Internalized homophobia is one of the biggest struggles people within the LGBTQ+ community face. In simple terms, internalized homophobia is the struggle with finding homosexuality okay. Many people who are not heterosexual deal with this because they grow up with negative depictions of homosexuality, and they are faced with moral dilemmas as they realize that they are exactly what they have avoided.
Growing up, it was instilled in me that homosexuality was not normal; that it was something that God did not want. After all, he did create men and women for a reason, or at least that is what people say. Hearing the same thing over and over again eventually sticks with you, and you start to believe it. However, I want anyone reading this article to remember something: there are churches out there that support everyone despite their sexual orientation. I suggest finding one of those groups and mingling with them, if religion is a big part of your life of course.

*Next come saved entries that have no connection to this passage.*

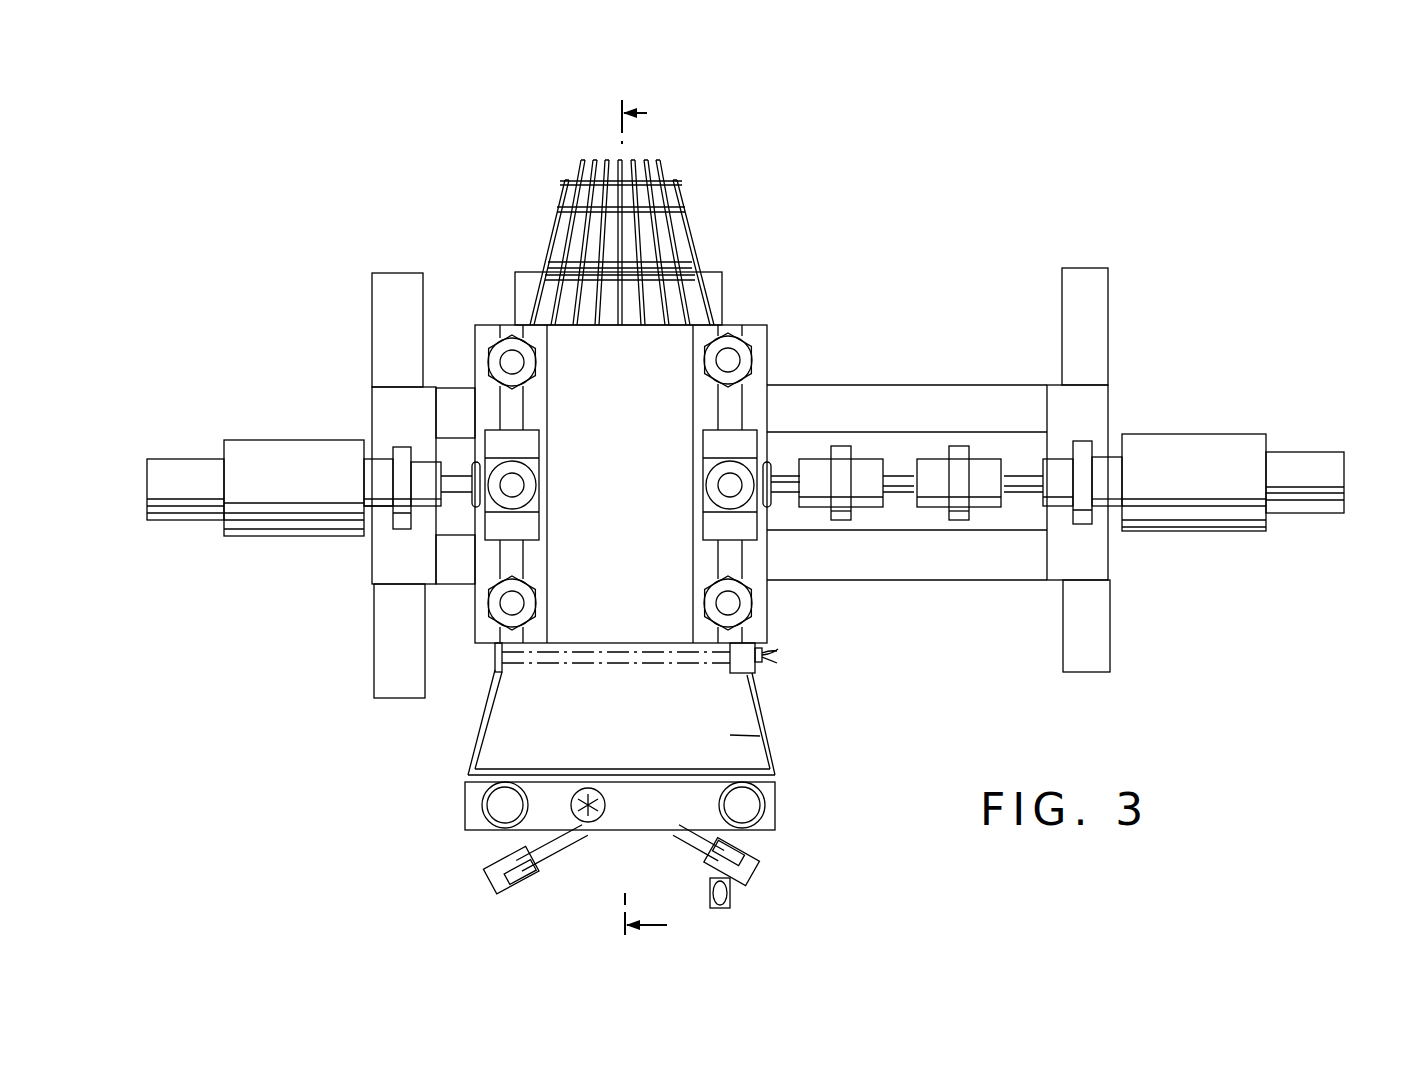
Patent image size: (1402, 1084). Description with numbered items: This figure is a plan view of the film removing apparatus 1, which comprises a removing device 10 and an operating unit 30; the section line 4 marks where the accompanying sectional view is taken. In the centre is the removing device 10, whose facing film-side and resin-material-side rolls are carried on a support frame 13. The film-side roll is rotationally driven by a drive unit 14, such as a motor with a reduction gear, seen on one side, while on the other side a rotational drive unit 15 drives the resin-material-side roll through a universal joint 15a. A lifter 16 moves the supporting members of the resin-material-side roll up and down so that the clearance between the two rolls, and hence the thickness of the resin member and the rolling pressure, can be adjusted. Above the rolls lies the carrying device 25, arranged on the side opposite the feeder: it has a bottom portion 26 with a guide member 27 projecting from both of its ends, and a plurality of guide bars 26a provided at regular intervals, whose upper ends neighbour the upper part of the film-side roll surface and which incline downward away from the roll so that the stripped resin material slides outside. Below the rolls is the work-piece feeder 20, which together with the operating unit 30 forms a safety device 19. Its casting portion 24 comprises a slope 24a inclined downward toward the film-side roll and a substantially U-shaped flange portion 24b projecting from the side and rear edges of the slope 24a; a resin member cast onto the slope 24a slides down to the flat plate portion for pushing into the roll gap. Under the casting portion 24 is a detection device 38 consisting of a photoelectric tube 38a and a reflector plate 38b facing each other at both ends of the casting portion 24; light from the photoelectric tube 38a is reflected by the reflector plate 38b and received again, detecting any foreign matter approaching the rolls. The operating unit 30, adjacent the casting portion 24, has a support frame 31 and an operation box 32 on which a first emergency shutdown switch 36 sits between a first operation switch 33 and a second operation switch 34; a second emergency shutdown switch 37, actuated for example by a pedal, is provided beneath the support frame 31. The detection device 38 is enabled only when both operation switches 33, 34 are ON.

The film removing apparatus 1 is at (824, 246).
The section line 4- 4 is at (644, 520).
The removing device 10 is at (780, 621).
The support frame 13 is at (990, 568).
The drive unit 14 is at (288, 440).
The rotational drive unit 15 is at (1188, 440).
The universal joint 15a is at (928, 462).
The lifter 16 is at (527, 487).
The safety device 19 is at (767, 689).
The work-piece feeder 20 is at (776, 731).
The casting portion 24 is at (756, 738).
The slope 24a is at (500, 730).
The flange portion 24b is at (470, 750).
The carrying device 25 is at (731, 205).
The bottom portion 26 is at (561, 147).
The guide bars 26a is at (580, 185).
The guide member 27 is at (547, 243).
The operating unit 30 is at (790, 806).
The support frame 31 is at (688, 843).
The operation box 32 is at (773, 818).
The first operation switch 33 is at (490, 811).
The second operation switch 34 is at (745, 812).
The first emergency shutdown switch 36 is at (613, 810).
The second emergency shutdown switch 37 is at (735, 902).
The detection device 38 is at (764, 660).
The photoelectric tube 38a is at (742, 670).
The reflector plate 38b is at (503, 668).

There was a point in my life, which I deeply regret, where I was very outspoken about how odd I found homosexuality. I was young, I was ignorant, and my views have drastically changed. The homophobia that I felt soon became internalized as soon as I realized my bisexuality. Because I grew up in a somewhat conservative household, I did not disclose my sexuality to my family, because I felt ashamed.
Figuring out that I am not a heterosexual was surprisingly an easy concept about myself to understand. The embarrassment was still there, nonetheless. I spent years disliking myself because homophobia has embedded itself deep into my conscience. While it is not particularly at the forefront of my mind, it continues to lurk in the shadows, only coming out when I am alone with my thoughts. I have searched high and low for forums and articles containing people who are going through the same thing.
Despite still suffering from internalized homophobia today, one of the biggest things I have learned is that homosexuality is not this evil thing that so many people have made it out to be. It is important that you stay true to yourself, no matter what internal and external predicaments you may face. Times are changing and we live in a day and age where things that were taboo back then are being accepted more now.
I cannot tell you to stop listening to those internalized homophobic thoughts, it is just not possible. As I mentioned before, I still struggle with it, however there are plenty of articles, helplines, and websites to help you maintain those thoughts. Here are some resources you can turn to help/educate you. (Aside from TWE, none of these websites sponsor TWE)
· Sexuality Articles – This link includes articles written by other members within Teenagers With Experience, there are a plethora of other topics as well.
· Internalized Homophobia – This article goes into more depth about the topic discussed. This is definitely worth a read for education!
· Trevor Project – This website is a helpline for the LGBTQ+ youth. You can chat with someone on the phone, or you can text them. You can even volunteer (you must be at least 18 years old).
· Rainbow Project – This article displays ways that internalized homophobia can manifest itself. It is a great article for anyone questioning if they have it.
As if facing discrimination from other people is not enough, people from the LGBTQ+ community can suffer from internal discrimination as well. Growing up and seeing the same negative depictions of homosexuals affects us more than we can anticipate. However hard you may judge yourself, it is important to realize that you are not in this fight alone, everyday we see more progress for the LGBTQ+ community and this is something we should celebrate. You do not have to live your life in shame because of others’ opinions.